As this newsletter went to press, Democrats and Republicans remained at odds on how best to tackle the nation’s fiscal problems. The President urged Congress to reduce the deficit by four trillion over ten years as recommended by the National Commission on Fiscal Reform and advocated for a “balanced approach” that included a combination of cuts in domestic and security spending, changes in entitlement programs, and revisions to the tax code. House and Senate Republican leaders insisted that they do not have the votes for any deal that includes new taxes or tax increases and stated that they want to achieve at least two trillion dollars in deficit reduction, the amount by which the debt ceiling would have to be raised in order to extend the federal government’s borrowing capacity through the 2012 elections. The congressional leadership and President Obama continued the negotiations in a rare Sunday meeting at the White House on July 10th, although they did not reach an agreement. Acknowledging that lawmakers are running up against the August 2nd deadline, Majority Leader Cantor announced on July 8th that he was cancelling the House recess that was scheduled to take place the week of July 18th.

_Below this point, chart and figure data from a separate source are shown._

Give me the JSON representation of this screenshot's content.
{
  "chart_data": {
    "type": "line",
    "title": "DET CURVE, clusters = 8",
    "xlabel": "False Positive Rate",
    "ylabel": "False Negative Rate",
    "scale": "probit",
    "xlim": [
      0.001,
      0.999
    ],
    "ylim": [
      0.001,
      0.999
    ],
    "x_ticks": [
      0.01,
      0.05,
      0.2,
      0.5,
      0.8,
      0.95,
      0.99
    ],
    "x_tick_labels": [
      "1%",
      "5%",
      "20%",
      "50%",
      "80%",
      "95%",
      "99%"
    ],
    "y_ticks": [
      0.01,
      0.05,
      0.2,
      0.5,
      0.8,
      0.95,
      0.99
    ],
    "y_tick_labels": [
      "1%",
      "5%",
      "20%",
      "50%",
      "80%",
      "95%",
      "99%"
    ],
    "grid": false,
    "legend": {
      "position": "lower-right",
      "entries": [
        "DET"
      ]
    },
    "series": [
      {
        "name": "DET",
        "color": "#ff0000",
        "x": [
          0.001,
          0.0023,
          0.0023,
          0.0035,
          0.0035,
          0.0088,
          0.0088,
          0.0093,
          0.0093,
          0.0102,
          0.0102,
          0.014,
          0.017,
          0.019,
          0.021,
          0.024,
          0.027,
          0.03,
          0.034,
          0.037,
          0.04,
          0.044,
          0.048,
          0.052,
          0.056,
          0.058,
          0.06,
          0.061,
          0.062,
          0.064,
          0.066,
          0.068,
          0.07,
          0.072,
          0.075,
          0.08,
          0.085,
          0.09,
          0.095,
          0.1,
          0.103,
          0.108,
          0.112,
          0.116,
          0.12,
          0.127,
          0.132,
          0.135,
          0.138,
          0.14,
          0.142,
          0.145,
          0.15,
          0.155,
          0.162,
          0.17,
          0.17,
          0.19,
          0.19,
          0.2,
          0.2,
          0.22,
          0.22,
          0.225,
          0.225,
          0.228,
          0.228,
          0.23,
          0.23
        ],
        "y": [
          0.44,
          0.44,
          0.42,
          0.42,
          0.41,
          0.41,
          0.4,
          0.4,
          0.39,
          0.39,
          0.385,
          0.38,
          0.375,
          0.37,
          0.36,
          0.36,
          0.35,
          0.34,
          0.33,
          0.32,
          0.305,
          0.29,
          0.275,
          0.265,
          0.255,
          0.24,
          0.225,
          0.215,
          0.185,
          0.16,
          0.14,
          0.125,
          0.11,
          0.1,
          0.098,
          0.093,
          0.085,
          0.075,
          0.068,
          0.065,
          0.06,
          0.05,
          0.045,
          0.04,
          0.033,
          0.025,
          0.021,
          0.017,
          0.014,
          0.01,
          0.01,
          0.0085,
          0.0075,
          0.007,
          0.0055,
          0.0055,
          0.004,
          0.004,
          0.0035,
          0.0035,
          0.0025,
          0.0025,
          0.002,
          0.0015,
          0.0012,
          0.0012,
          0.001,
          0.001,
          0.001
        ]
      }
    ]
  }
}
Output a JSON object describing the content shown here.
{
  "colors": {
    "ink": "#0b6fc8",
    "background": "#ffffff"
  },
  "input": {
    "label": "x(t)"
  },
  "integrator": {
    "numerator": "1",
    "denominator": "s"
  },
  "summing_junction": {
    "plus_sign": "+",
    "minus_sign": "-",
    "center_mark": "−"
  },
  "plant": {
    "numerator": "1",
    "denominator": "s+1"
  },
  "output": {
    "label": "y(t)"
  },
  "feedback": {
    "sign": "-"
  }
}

In related news, Senate Budget Committee Chairman Kent Conrad (D-SD) shared details of a draft fiscal year (FY) 2012 ”budget resolution” with the Senate Democratic Caucus at their weekly luncheon on July 5th. Those familiar with Conrad’s proposal said it would reduce the deficit by four trillion over the next decade, cutting spending by two trillion (including minimal cuts to entitlements) and generating an additional two trillion in revenue by ending certain tax breaks. Press reports indicate that the Conrad plan received “positive reviews” from Senate Democrats. However, Chairman Conrad announced on July 7th that public release of the draft “budget resolution” would be postponed until additional progress is made on a deficit deal. Once released, the Conrad proposal is expected to become the legislative vehicle for any deficit reduction plan agreed to by the White House and congressional leaders.

On the other side of the Capitol, the House continued to make progress on the FY 2012 appropriations bills, approving the measure funding the Department of Defense and beginning consideration of the legislation to fund the Department of Energy (HR 2354). Debate on HR 2354 will resume on July 11th, and the House is expected to pass the bill before the end of that week. The Senate has not yet released a schedule of when that chamber will consider the 2012 spending bills and is unlikely to begin working on them until a deal is reached on raising the debt ceiling.